People Pleasing and Emotions
Recently, while talking with a client about people-pleasing, she mentioned the frequent urge to feel what others feel or, at least, not to let people know that what she experiences seems different than what they are experiencing. I hear this a great deal from disregulated eaters, this desire to not appear emotionally different from others.
This dynamic develops in childhood. Here are examples. Say Dad pushes you to be strong and courageous. If he withdraws his love—or worse, shames or punishes you—when you show any sign of weakness, you quickly learn that you’d better not let him know you have doubts and qualms, and therefore you put on a confident front. Or maybe your mother wants to stay happy and upbeat and becomes upset when you’re down and rain on her parade. Or maybe Mom or Dad is unhappy, and in you come jumping for joy over receiving an A in spelling or getting the lead in the school play. Brr, you can feel the chill in the air when you don’t get the response you want.

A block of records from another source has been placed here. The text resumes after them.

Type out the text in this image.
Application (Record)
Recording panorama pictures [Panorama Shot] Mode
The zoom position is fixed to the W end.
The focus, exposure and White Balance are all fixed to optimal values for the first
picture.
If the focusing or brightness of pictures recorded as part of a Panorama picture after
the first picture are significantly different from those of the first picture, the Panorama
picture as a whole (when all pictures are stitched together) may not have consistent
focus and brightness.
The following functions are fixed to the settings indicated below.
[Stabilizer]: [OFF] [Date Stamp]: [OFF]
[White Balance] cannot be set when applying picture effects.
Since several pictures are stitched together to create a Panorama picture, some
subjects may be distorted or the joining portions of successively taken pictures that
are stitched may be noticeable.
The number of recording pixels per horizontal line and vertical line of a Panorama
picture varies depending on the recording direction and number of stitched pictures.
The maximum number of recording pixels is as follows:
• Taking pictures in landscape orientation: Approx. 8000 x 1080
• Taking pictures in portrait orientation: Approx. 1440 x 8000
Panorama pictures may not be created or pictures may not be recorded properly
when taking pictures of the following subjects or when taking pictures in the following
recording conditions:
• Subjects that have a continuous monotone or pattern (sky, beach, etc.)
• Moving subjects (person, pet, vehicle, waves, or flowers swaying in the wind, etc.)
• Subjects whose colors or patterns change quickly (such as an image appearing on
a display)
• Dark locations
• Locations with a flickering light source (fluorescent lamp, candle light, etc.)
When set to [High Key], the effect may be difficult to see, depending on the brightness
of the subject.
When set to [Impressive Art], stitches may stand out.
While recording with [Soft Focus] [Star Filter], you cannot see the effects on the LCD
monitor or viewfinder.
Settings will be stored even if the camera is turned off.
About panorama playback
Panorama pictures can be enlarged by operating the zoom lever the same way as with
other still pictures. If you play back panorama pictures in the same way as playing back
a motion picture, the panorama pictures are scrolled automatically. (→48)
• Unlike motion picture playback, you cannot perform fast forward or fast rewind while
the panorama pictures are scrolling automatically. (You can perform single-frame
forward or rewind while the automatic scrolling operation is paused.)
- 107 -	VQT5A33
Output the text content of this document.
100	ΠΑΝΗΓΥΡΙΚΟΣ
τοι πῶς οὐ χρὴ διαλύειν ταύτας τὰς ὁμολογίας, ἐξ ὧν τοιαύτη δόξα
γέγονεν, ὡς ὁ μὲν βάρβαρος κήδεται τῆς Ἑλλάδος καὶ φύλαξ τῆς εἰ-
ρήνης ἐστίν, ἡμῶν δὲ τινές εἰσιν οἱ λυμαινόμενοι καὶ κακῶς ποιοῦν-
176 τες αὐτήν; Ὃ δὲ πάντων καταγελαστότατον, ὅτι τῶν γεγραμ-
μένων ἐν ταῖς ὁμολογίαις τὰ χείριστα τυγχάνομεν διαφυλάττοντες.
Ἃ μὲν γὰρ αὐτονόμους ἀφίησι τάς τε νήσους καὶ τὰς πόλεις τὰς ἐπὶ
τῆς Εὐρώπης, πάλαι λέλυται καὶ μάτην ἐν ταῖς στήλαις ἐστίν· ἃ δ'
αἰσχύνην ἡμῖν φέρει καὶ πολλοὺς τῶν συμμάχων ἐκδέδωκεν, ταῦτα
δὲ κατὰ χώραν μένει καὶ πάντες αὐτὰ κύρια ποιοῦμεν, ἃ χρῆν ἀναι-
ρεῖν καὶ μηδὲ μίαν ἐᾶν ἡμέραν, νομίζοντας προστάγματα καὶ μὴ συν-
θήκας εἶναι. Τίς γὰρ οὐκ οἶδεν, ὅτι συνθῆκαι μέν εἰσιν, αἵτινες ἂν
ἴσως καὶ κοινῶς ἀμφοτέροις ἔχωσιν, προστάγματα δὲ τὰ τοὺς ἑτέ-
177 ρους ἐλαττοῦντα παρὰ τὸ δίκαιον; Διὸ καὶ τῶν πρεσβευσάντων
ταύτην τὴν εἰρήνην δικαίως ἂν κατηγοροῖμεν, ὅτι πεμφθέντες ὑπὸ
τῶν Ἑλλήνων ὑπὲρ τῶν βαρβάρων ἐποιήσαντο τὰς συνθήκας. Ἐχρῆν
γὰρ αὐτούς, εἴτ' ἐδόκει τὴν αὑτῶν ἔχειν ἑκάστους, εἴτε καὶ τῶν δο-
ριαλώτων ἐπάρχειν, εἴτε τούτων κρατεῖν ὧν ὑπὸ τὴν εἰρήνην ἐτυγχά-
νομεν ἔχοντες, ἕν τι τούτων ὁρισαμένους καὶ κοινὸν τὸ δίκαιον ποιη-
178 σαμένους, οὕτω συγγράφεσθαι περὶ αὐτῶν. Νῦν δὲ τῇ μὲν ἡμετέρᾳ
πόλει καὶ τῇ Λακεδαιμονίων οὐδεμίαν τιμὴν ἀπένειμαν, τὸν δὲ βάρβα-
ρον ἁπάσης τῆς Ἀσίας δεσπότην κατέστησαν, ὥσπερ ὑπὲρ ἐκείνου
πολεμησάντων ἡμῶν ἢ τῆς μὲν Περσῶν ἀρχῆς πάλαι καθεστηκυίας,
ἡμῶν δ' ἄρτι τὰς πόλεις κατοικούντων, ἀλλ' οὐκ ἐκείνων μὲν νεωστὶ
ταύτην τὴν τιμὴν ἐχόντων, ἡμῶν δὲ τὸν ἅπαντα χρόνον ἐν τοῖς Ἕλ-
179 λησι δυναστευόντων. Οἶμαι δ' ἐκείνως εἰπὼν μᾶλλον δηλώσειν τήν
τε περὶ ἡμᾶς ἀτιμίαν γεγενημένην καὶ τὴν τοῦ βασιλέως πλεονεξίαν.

Things aren’t so bad if you understand that you’re entitled to your feelings and that it’s okay, for the moment, if they don’t match what a parent is experiencing. But we’re talking a whole ‘nother ballgame when you want to expunge what you’re experiencing and swap it for the emotion a parent has. It’s one thing if you intentionally hide your feelings because you know they’re not going to be accepted, but few children are that enlightened. Instead, they think their emotions are wrong and actually try to make themselves feel differently.

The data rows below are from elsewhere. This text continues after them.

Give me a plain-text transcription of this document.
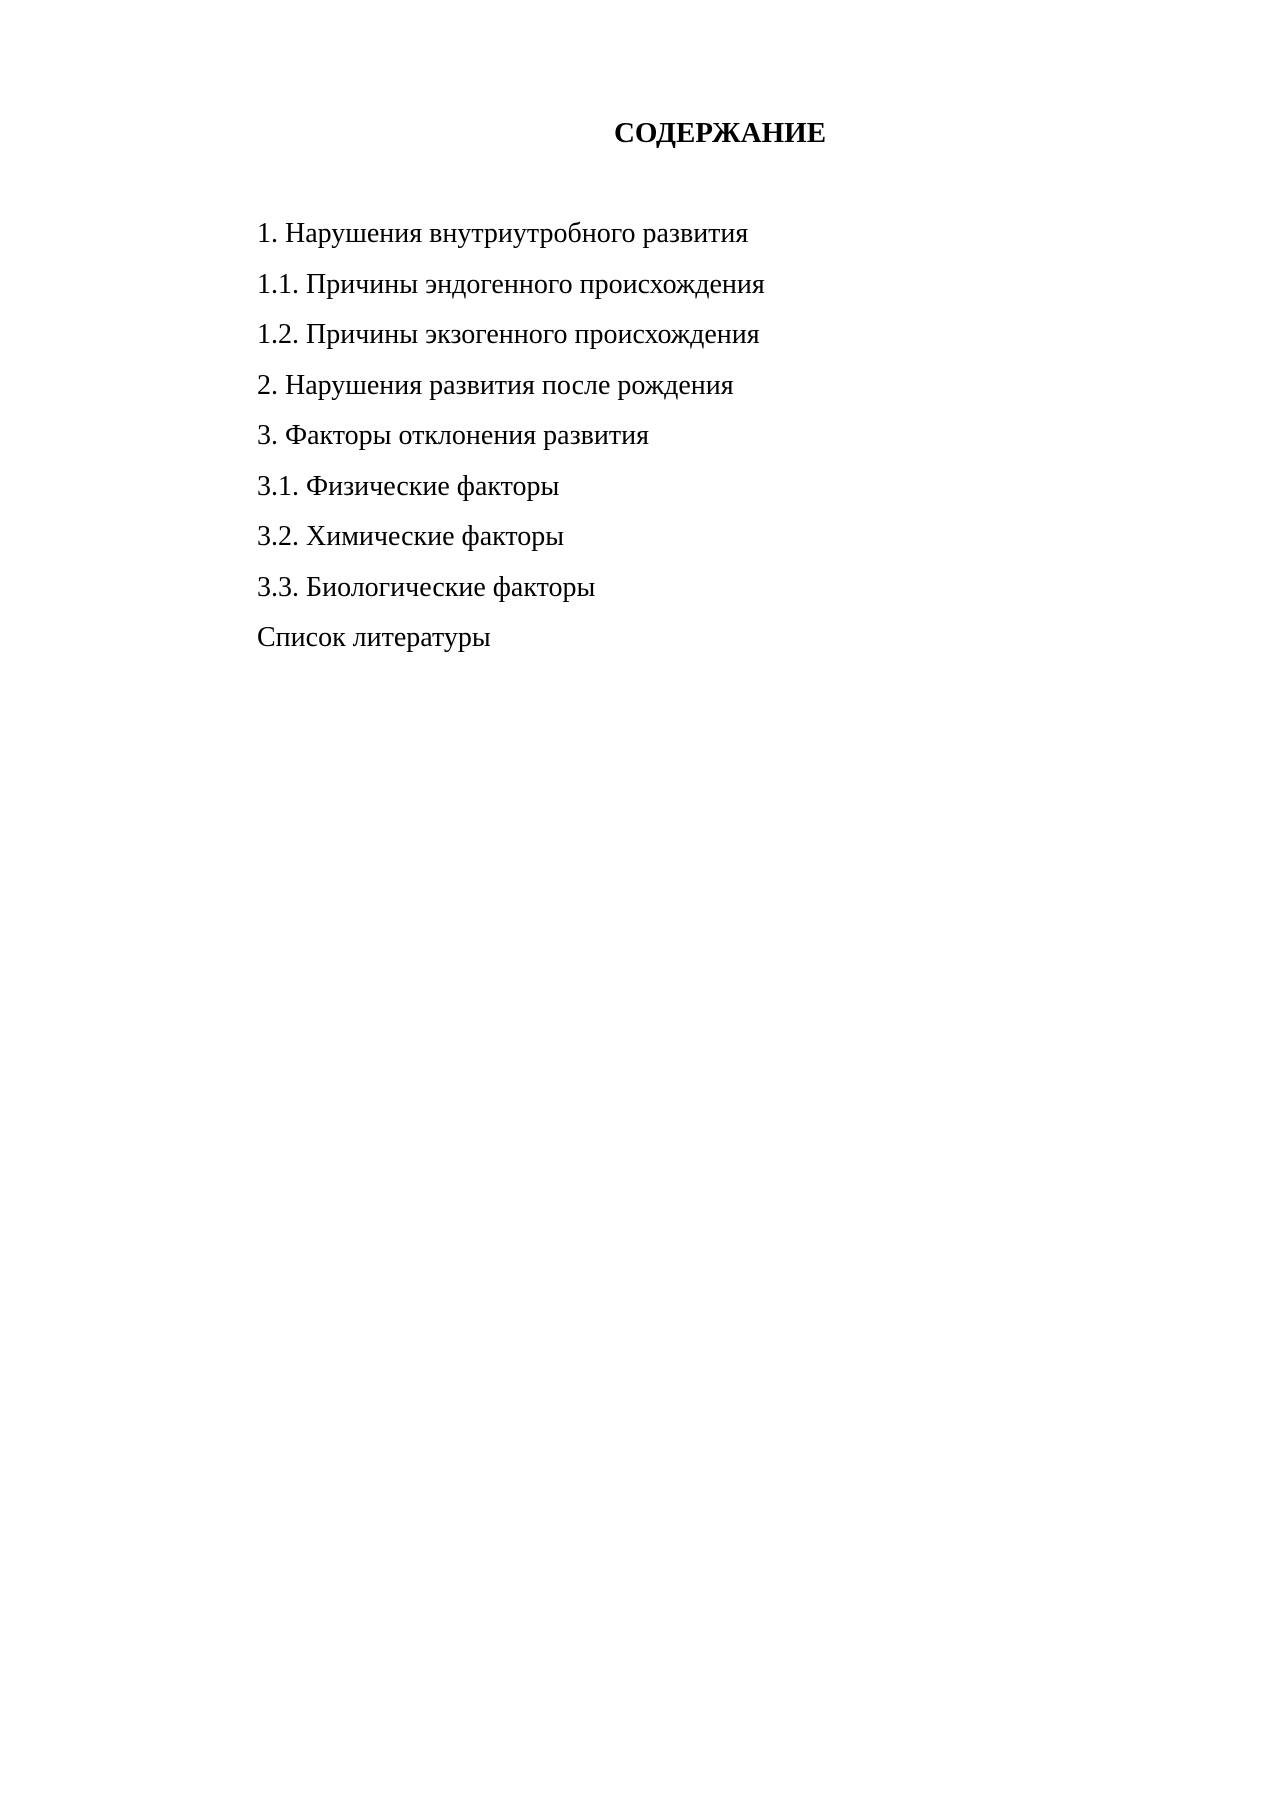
СОДЕРЖАНИЕ
1. Нарушения внутриутробного развития
1.1. Причины эндогенного происхождения
1.2. Причины экзогенного происхождения
2. Нарушения развития после рождения
3. Факторы отклонения развития
3.1. Физические факторы
3.2. Химические факторы
3.3. Биологические факторы
Список литературы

Can you see how this kind of emotional mismatch and invalidation with someone whose approval you desperately require can be confusing and debilitating? You end up trying to adjust your mood to someone else’s until, down the road, you become so used to trying to fit in and be in sync with others’ feelings that you have no clue what’s going on inside you. This is how you turn into someone who doesn’t know what they’re feeling.

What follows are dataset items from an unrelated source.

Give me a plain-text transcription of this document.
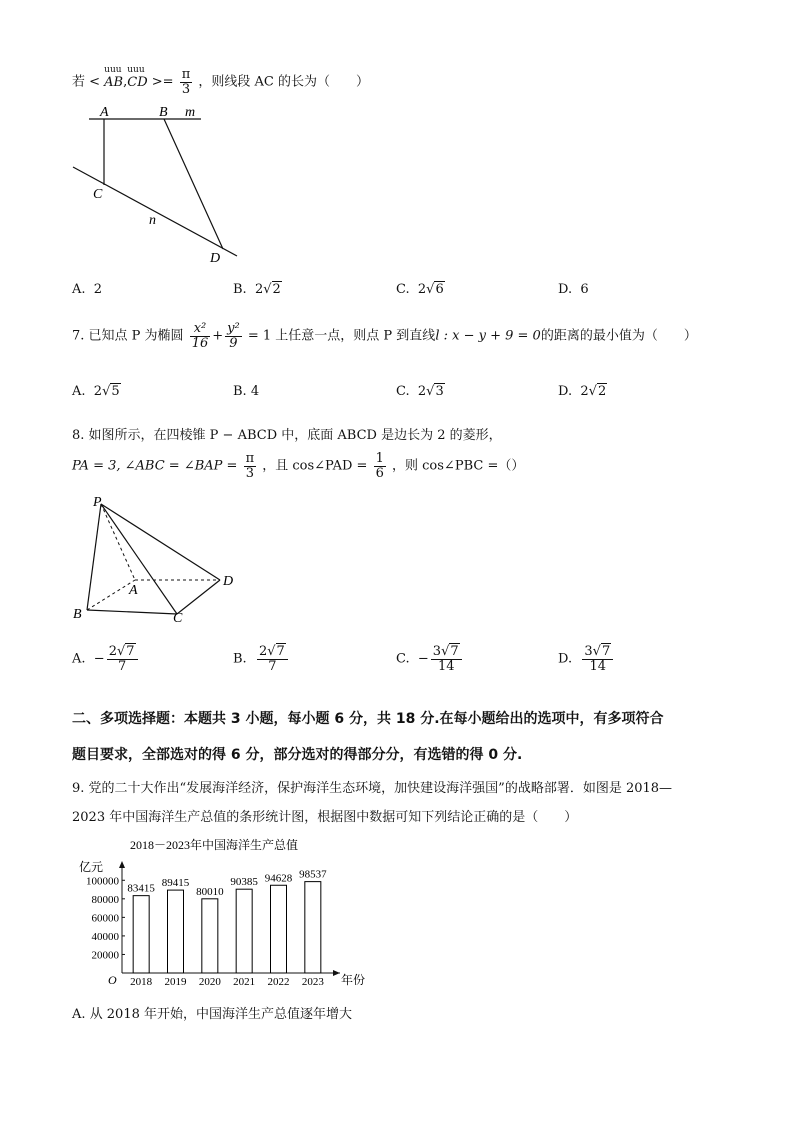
若 <
uuu
AB,
uuu
CD >= $\frac{\pi}{3}$ ，则线段 AC 的长为（　　）
A	B m
C
n
D
A. 2	B. 2√2	C. 2√6	D. 6
7. 已知点 P 为椭圆 $\frac{\text{x²}}{16} + \frac{\text{y²}}{9} = 1$ 上任意一点，则点 P 到直线l : x − y + 9 = 0的距离的最小值为（　　）
A. 2√5	B. 4	C. 2√3	D. 2√2
8. 如图所示，在四棱锥 P − ABCD 中，底面 ABCD 是边长为 2 的菱形，
PA = 3, ∠ABC = ∠BAP = $\frac{\pi}{3}$ ，且 cos∠PAD = $\frac{1}{6}$ ，则 cos∠PBC =（）
P
A
B	C
D
A. − $\frac{2√7}{7}$	B. $\frac{2√7}{7}$	C. − $\frac{3√7}{14}$	D. $\frac{3√7}{14}$
二、多项选择题：本题共 3 小题，每小题 6 分，共 18 分.在每小题给出的选项中，有多项符合
题目要求，全部选对的得 6 分，部分选对的得部分分，有选错的得 0 分.
9. 党的二十大作出“发展海洋经济，保护海洋生态环境，加快建设海洋强国”的战略部署．如图是 2018—
2023 年中国海洋生产总值的条形统计图，根据图中数据可知下列结论正确的是（　　）
2018－2023年中国海洋生产总值
亿元
年份
O
20000
40000
60000
80000
100000
83415
2018
89415
2019
80010
2020
90385
2021
94628
2022
98537
2023
A. 从 2018 年开始，中国海洋生产总值逐年增大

The good news is that you can relearn to connect with your true emotions and become more authentic. Here’s how. Notice when you feel anxious about having a different emotion than someone else and calm yourself down. Validate what you feel. Remind yourself that it’s natural for folks to feel differently because we’re unique and, well, different. Don’t let people bully or manipulate you into changing your experience. No need for discussion or to defend yourself—just stay determined to feel what you feel which will go a long way toward ending people-pleasing—and unwanted eating.